Réorganisation du temps de travail et mobilités géographiques
Les négociations sur le plan de performance doivent par ailleurs porter sur la réorganisation du temps de travail au sein de l’entreprise, ainsi que sur la mobilité géographique. La réorganisation de l’entreprise va, en effet, entrainer des transferts de personnel. Le site d’Issy-les-Moulineaux, où travaillent une centaine de personnes, va ainsi fermer ses portes et voir ses équipes travaillant sur les énergies marines déménager vers Brest alors que celles planchant sur le nucléaire civil rejoindront Indret, près de Nantes. Les directions de programmes, basées aujourd’hui au siège parisien, vont aussi faire leurs cartons (FREMM vers Lorient et Barracuda vers Cherbourg par exemple). Il en serait de même pour certains collaborateurs de Bagneux, un site que la direction avait un temps envisagé de fermer, avant d'y renoncer. En tout 250 à 270 personnes devraient tout de même quitter la région parisienne pour rallier la province.

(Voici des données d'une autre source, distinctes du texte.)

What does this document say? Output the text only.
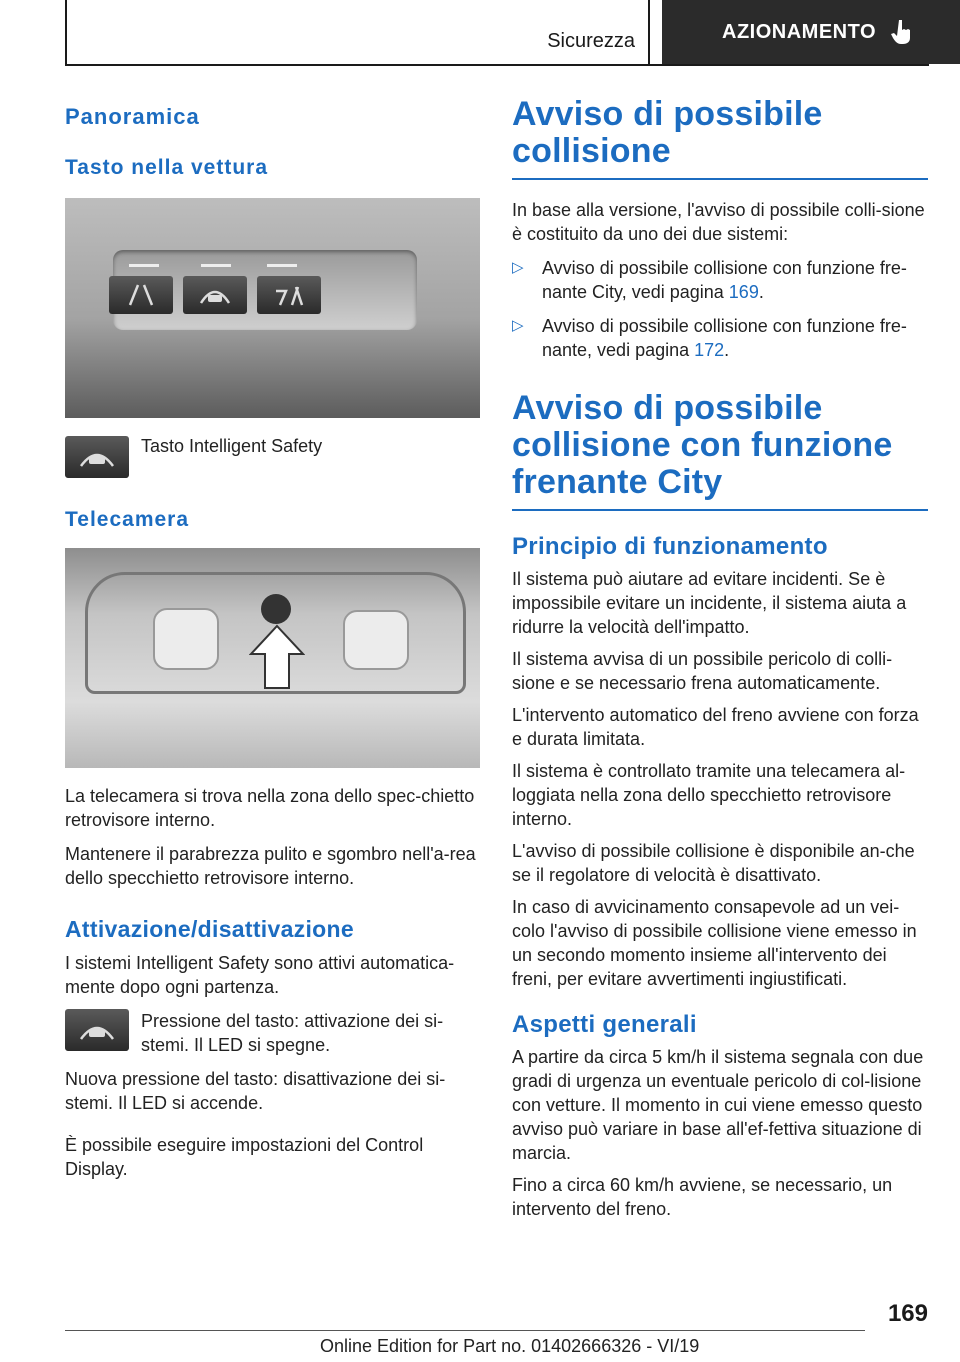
Sicurezza	AZIONAMENTO
Panoramica
Tasto nella vettura

Tasto Intelligent Safety

Telecamera

La telecamera si trova nella zona dello spec-chietto retrovisore interno.

Mantenere il parabrezza pulito e sgombro nell'a-rea dello specchietto retrovisore interno.

Attivazione/disattivazione

I sistemi Intelligent Safety sono attivi automatica-mente dopo ogni partenza.

Pressione del tasto: attivazione dei si-stemi. Il LED si spegne.

Nuova pressione del tasto: disattivazione dei si-stemi. Il LED si accende.

È possibile eseguire impostazioni del Control Display.

Avviso di possibile collisione

In base alla versione, l'avviso di possibile colli-sione è costituito da uno dei due sistemi:

▷	Avviso di possibile collisione con funzione fre-nante City, vedi pagina 169.

▷	Avviso di possibile collisione con funzione fre-nante, vedi pagina 172.

Avviso di possibile collisione con funzione frenante City
Principio di funzionamento

Il sistema può aiutare ad evitare incidenti. Se è impossibile evitare un incidente, il sistema aiuta a ridurre la velocità dell'impatto.

Il sistema avvisa di un possibile pericolo di colli-sione e se necessario frena automaticamente.

L'intervento automatico del freno avviene con forza e durata limitata.

Il sistema è controllato tramite una telecamera al-loggiata nella zona dello specchietto retrovisore interno.

L'avviso di possibile collisione è disponibile an-che se il regolatore di velocità è disattivato.

In caso di avvicinamento consapevole ad un vei-colo l'avviso di possibile collisione viene emesso in un secondo momento insieme all'intervento dei freni, per evitare avvertimenti ingiustificati.

Aspetti generali

A partire da circa 5 km/h il sistema segnala con due gradi di urgenza un eventuale pericolo di col-lisione con vetture. Il momento in cui viene emesso questo avviso può variare in base all'ef-fettiva situazione di marcia.

Fino a circa 60 km/h avviene, se necessario, un intervento del freno.

169
Online Edition for Part no. 01402666326 - VI/19
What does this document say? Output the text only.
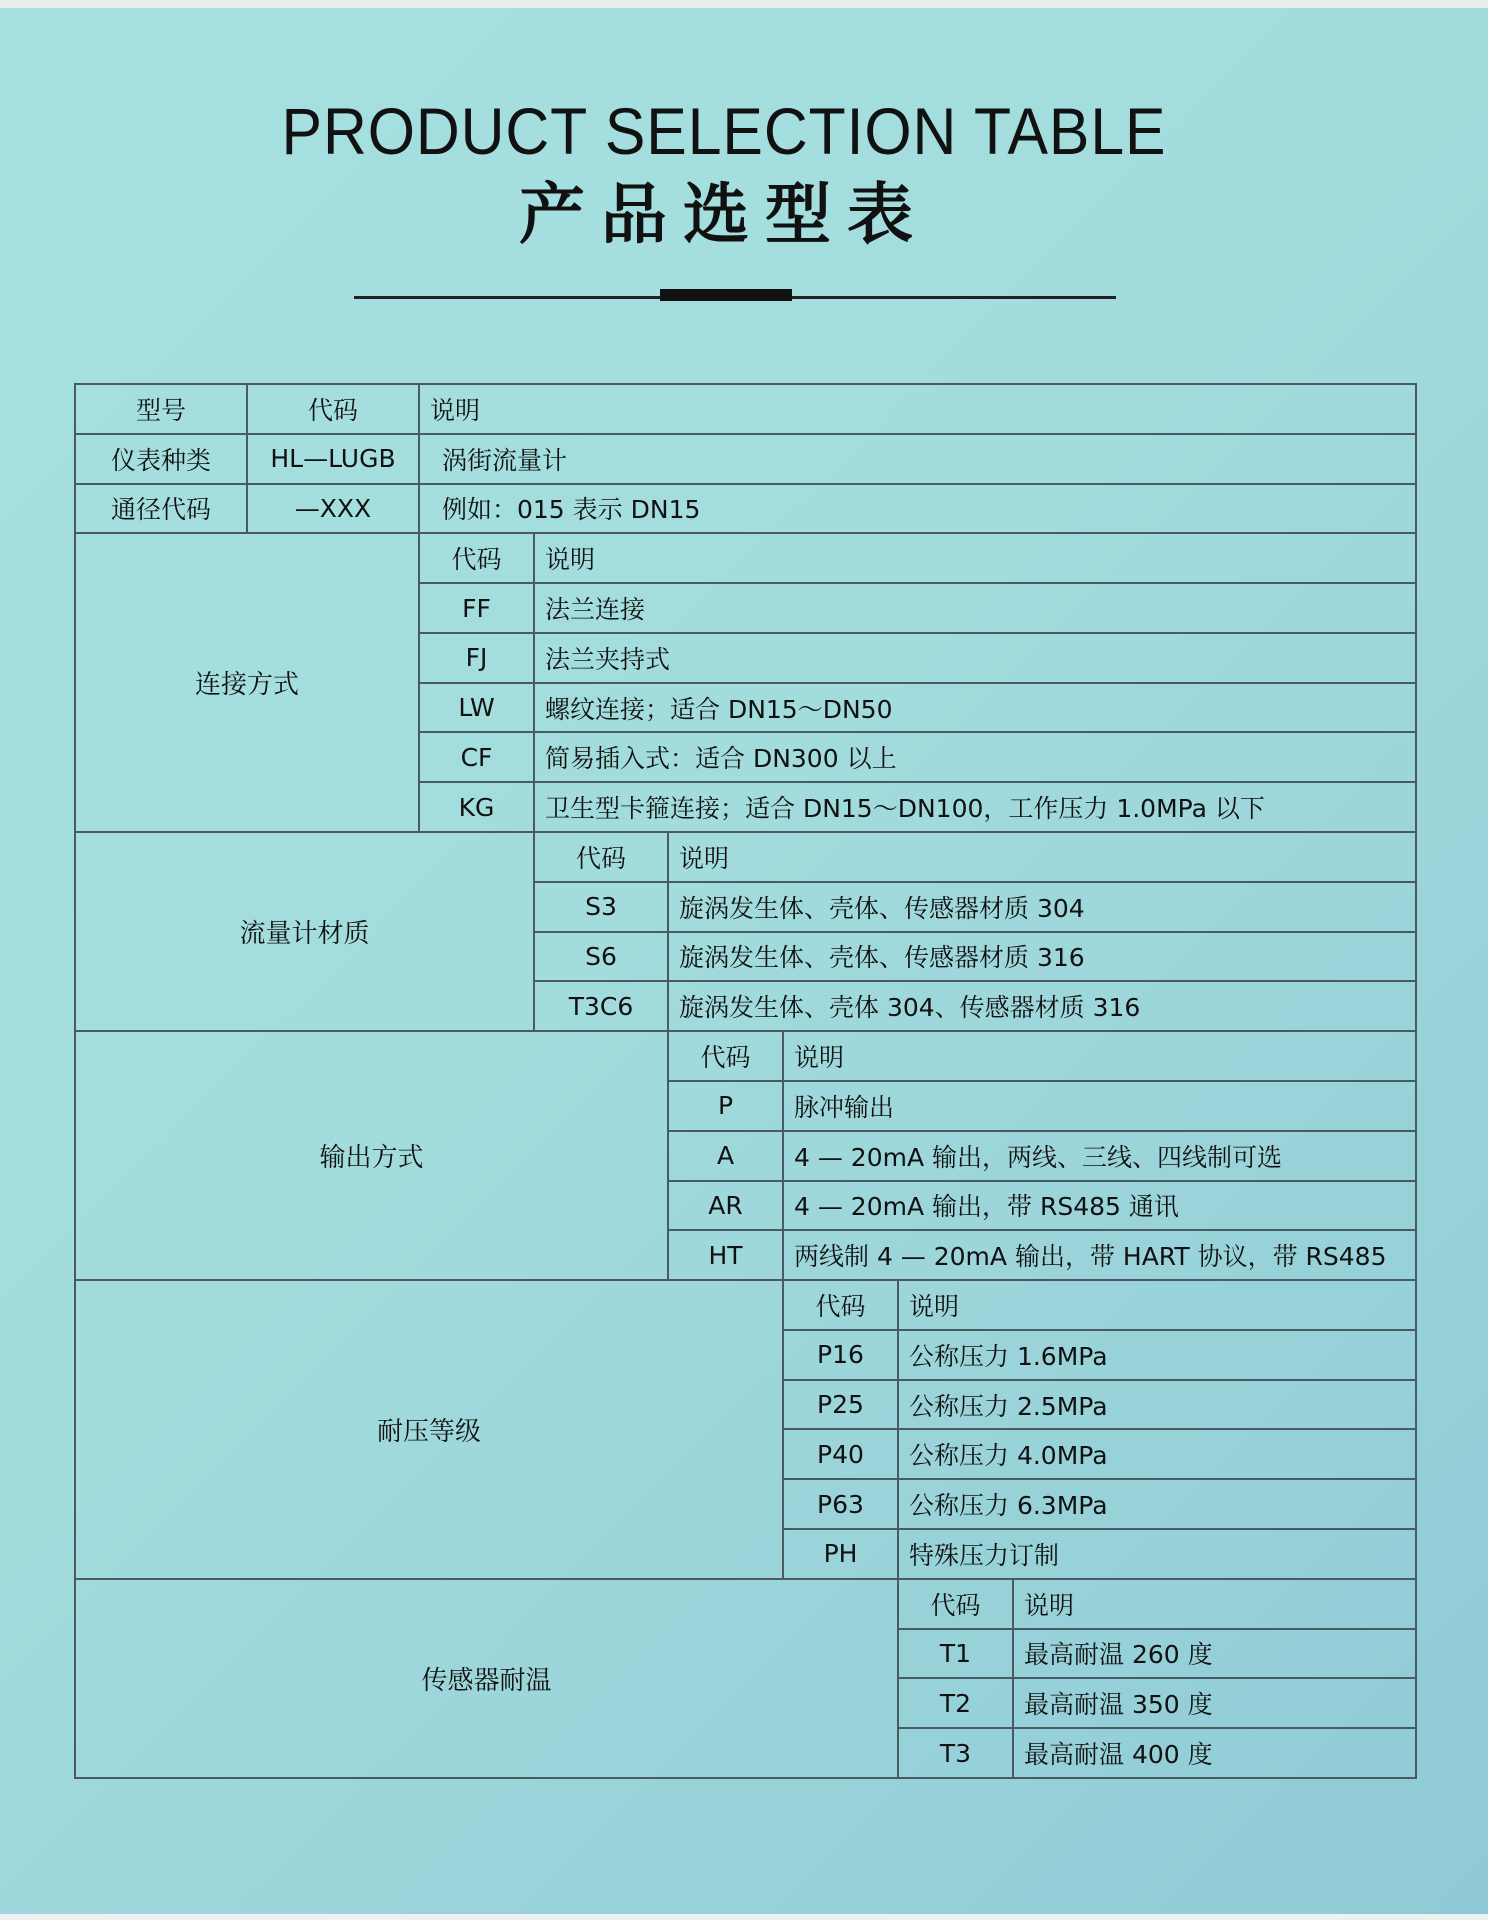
PRODUCT SELECTION TABLE
产品选型表
型号	代码	说明					
仪表种类	HL—LUGB	涡街流量计					
通径代码	—XXX	例如：015 表示 DN15					
连接方式		代码	说明				
		FF	法兰连接				
		FJ	法兰夹持式				
		LW	螺纹连接；适合 DN15～DN50				
		CF	简易插入式：适合 DN300 以上				
		KG	卫生型卡箍连接；适合 DN15～DN100，工作压力 1.0MPa 以下				
流量计材质			代码	说明			
			S3	旋涡发生体、壳体、传感器材质 304			
			S6	旋涡发生体、壳体、传感器材质 316			
			T3C6	旋涡发生体、壳体 304、传感器材质 316			
输出方式				代码	说明		
				P	脉冲输出		
				A	4 — 20mA 输出，两线、三线、四线制可选		
				AR	4 — 20mA 输出，带 RS485 通讯		
				HT	两线制 4 — 20mA 输出，带 HART 协议，带 RS485		
耐压等级					代码	说明	
					P16	公称压力 1.6MPa	
					P25	公称压力 2.5MPa	
					P40	公称压力 4.0MPa	
					P63	公称压力 6.3MPa	
					PH	特殊压力订制	
传感器耐温						代码	说明
						T1	最高耐温 260 度
						T2	最高耐温 350 度
						T3	最高耐温 400 度
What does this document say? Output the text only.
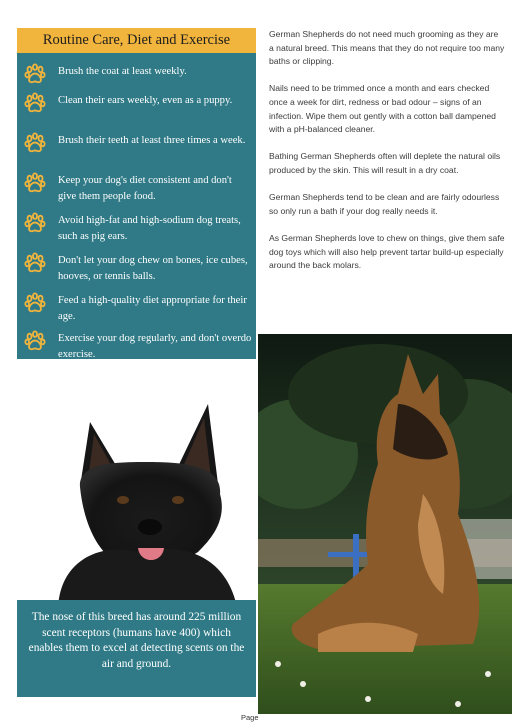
Routine Care, Diet and Exercise
Brush the coat at least weekly.
Clean their ears weekly, even as a puppy.
Brush their teeth at least three times a week.
Keep your dog's diet consistent and don't give them people food.
Avoid high-fat and high-sodium dog treats, such as pig ears.
Don't let your dog chew on bones, ice cubes, hooves, or tennis balls.
Feed a high-quality diet appropriate for their age.
Exercise your dog regularly, and don't overdo exercise.

German Shepherds do not need much grooming as they are a natural breed. This means that they do not require too many baths or clipping.

Nails need to be trimmed once a month and ears checked once a week for dirt, redness or bad odour – signs of an infection. Wipe them out gently with a cotton ball dampened with a pH-balanced cleaner.

Bathing German Shepherds often will deplete the natural oils produced by the skin. This will result in a dry coat.

German Shepherds tend to be clean and are fairly odourless so only run a bath if your dog really needs it.

As German Shepherds love to chew on things, give them safe dog toys which will also help prevent tartar build-up especially around the back molars.

The nose of this breed has around 225 million scent receptors (humans have 400) which enables them to excel at detecting scents on the air and ground.
Page
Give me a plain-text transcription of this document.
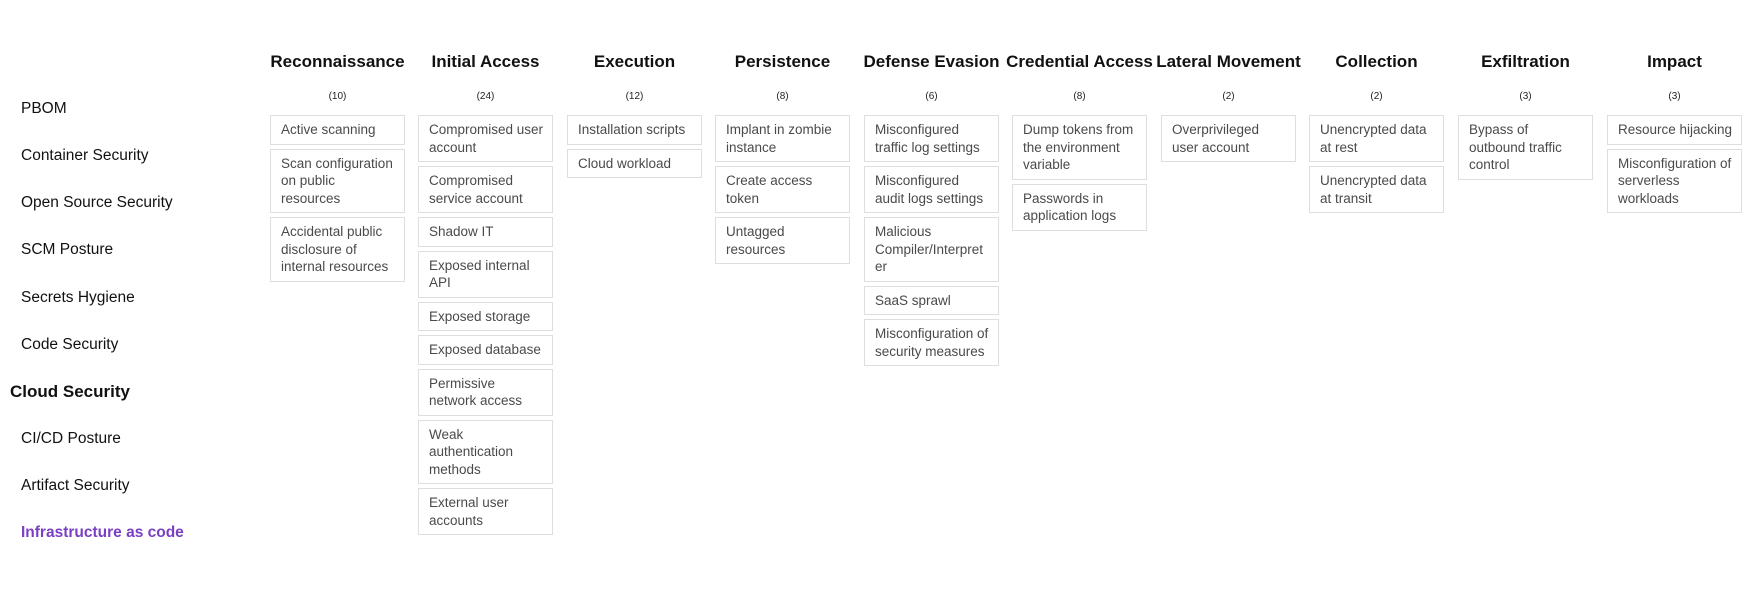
PBOM
Container Security
Open Source Security
SCM Posture
Secrets Hygiene
Code Security
Cloud Security
CI/CD Posture
Artifact Security
Infrastructure as code
Reconnaissance
(10)
Active scanning
Scan configuration on public resources
Accidental public disclosure of internal resources
Initial Access
(24)
Compromised user account
Compromised service account
Shadow IT
Exposed internal API
Exposed storage
Exposed database
Permissive network access
Weak authentication methods
External user accounts
Execution
(12)
Installation scripts
Cloud workload
Persistence
(8)
Implant in zombie instance
Create access token
Untagged resources
Defense Evasion
(6)
Misconfigured traffic log settings
Misconfigured audit logs settings
Malicious Compiler/Interpreter
SaaS sprawl
Misconfiguration of security measures
Credential Access
(8)
Dump tokens from the environment variable
Passwords in application logs
Lateral Movement
(2)
Overprivileged user account
Collection
(2)
Unencrypted data at rest
Unencrypted data at transit
Exfiltration
(3)
Bypass of outbound traffic control
Impact
(3)
Resource hijacking
Misconfiguration of serverless workloads
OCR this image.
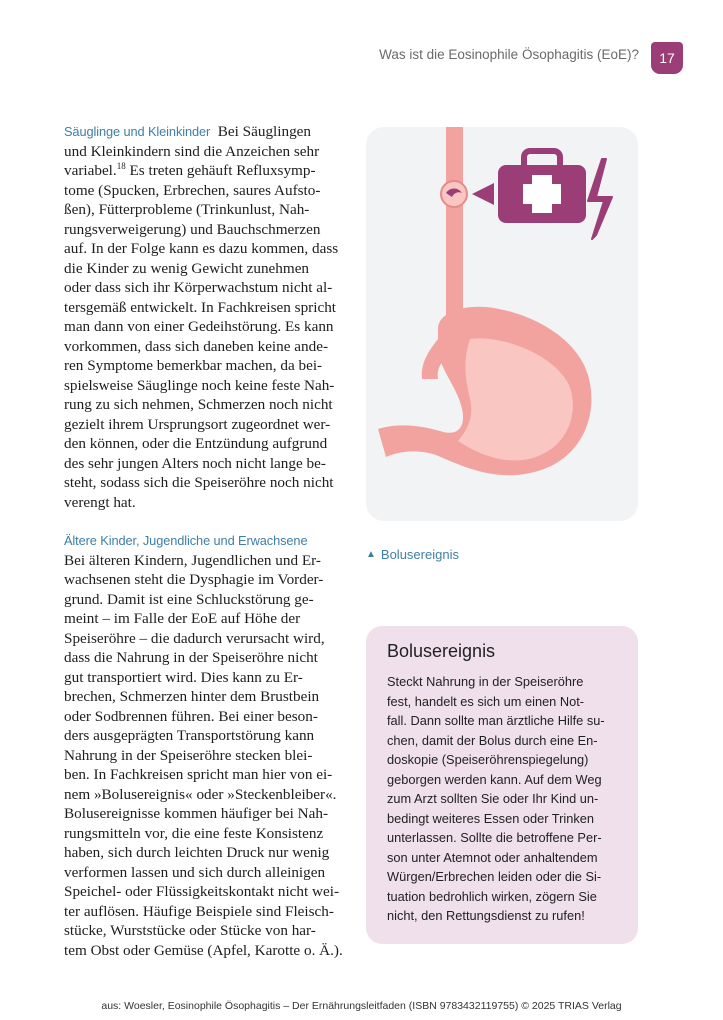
Was ist die Eosinophile Ösophagitis (EoE)?	17

Säuglinge und Kleinkinder Bei Säuglingen
und Kleinkindern sind die Anzeichen sehr
variabel.$^{18}$ Es treten gehäuft Refluxsymp-
tome (Spucken, Erbrechen, saures Aufsto-
ßen), Fütterprobleme (Trinkunlust, Nah-
rungsverweigerung) und Bauchschmerzen
auf. In der Folge kann es dazu kommen, dass
die Kinder zu wenig Gewicht zunehmen
oder dass sich ihr Körperwachstum nicht al-
tersgemäß entwickelt. In Fachkreisen spricht
man dann von einer Gedeihstörung. Es kann
vorkommen, dass sich daneben keine ande-
ren Symptome bemerkbar machen, da bei-
spielsweise Säuglinge noch keine feste Nah-
rung zu sich nehmen, Schmerzen noch nicht
gezielt ihrem Ursprungsort zugeordnet wer-
den können, oder die Entzündung aufgrund
des sehr jungen Alters noch nicht lange be-
steht, sodass sich die Speiseröhre noch nicht
verengt hat.

Ältere Kinder, Jugendliche und Erwachsene
Bei älteren Kindern, Jugendlichen und Er-
wachsenen steht die Dysphagie im Vorder-
grund. Damit ist eine Schluckstörung ge-
meint – im Falle der EoE auf Höhe der
Speiseröhre – die dadurch verursacht wird,
dass die Nahrung in der Speiseröhre nicht
gut transportiert wird. Dies kann zu Er-
brechen, Schmerzen hinter dem Brustbein
oder Sodbrennen führen. Bei einer beson-
ders ausgeprägten Transportstörung kann
Nahrung in der Speiseröhre stecken blei-
ben. In Fachkreisen spricht man hier von ei-
nem »Bolusereignis« oder »Steckenbleiber«.
Bolusereignisse kommen häufiger bei Nah-
rungsmitteln vor, die eine feste Konsistenz
haben, sich durch leichten Druck nur wenig
verformen lassen und sich durch alleinigen
Speichel- oder Flüssigkeitskontakt nicht wei-
ter auflösen. Häufige Beispiele sind Fleisch-
stücke, Wurststücke oder Stücke von har-
tem Obst oder Gemüse (Apfel, Karotte o. Ä.).

▲ Bolusereignis
Bolusereignis
Steckt Nahrung in der Speiseröhre
fest, handelt es sich um einen Not-
fall. Dann sollte man ärztliche Hilfe su-
chen, damit der Bolus durch eine En-
doskopie (Speiseröhrenspiegelung)
geborgen werden kann. Auf dem Weg
zum Arzt sollten Sie oder Ihr Kind un-
bedingt weiteres Essen oder Trinken
unterlassen. Sollte die betroffene Per-
son unter Atemnot oder anhaltendem
Würgen/Erbrechen leiden oder die Si-
tuation bedrohlich wirken, zögern Sie
nicht, den Rettungsdienst zu rufen!
aus: Woesler, Eosinophile Ösophagitis – Der Ernährungsleitfaden (ISBN 9783432119755) © 2025 TRIAS Verlag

D’après les syndicats, le plan de performance comprendrait par ailleurs un accord dit « expérimental » sur la compétitivité et l’emploi. Couvrant la période allant jusqu’à 2018, il serait censé, explique l’UNSA, « aider à anticiper les variations de charges de travail, notamment par la mobilité collective inter-établissements de nombreux personnels … voire des « migrations » externes à DCNS, le recours éventuel au chômage partiel, l’utilisation du CET (compte épargne temps, ndlr)»
Les syndicats réservent leur participation aux négociations
Face à ces perspectives, les personnels et leurs représentants sont sur le qui-vive. Dès cet été, la CGT s'est vivement opposée au projet de transfert de personnels vers DES. Alors que de nouvelles actions sont prévues ce mardi dans différents établissements, la CGT, la CFDT et l’UNSA devraient faire une déclaration commune. Au sein des organisations syndicales, on se montre en tous cas très réservé, voire hostile, et on attend de la direction qu’elle entre dans les détails et précise de nombreux points. L’UNSA a d’ores et déjà manifesté son désaccord avec ce projet, qu’elle qualifie de « traitement de choc » et considère « unilatéral ». Le syndicat dénonce en notamment le manque de temps alloué aux négociations, que la direction espère débuter fin septembre et boucler d’ici décembre en vue d’une mise en œuvre de son plan au premier semestre 2016. A la CFDT également, on rejette toute précipitation : « Nous voulons du temps pour évaluer la pertinence de ce plan. Des experts mandatés par le Comité d’entreprise doivent pouvoir analyser la situation économique de l’entreprise et nous permettre de juger si les mesures proposées sont nécessaires ». Et le syndicat de réserver à ces exigences sa décision de participer ou non aux négociations.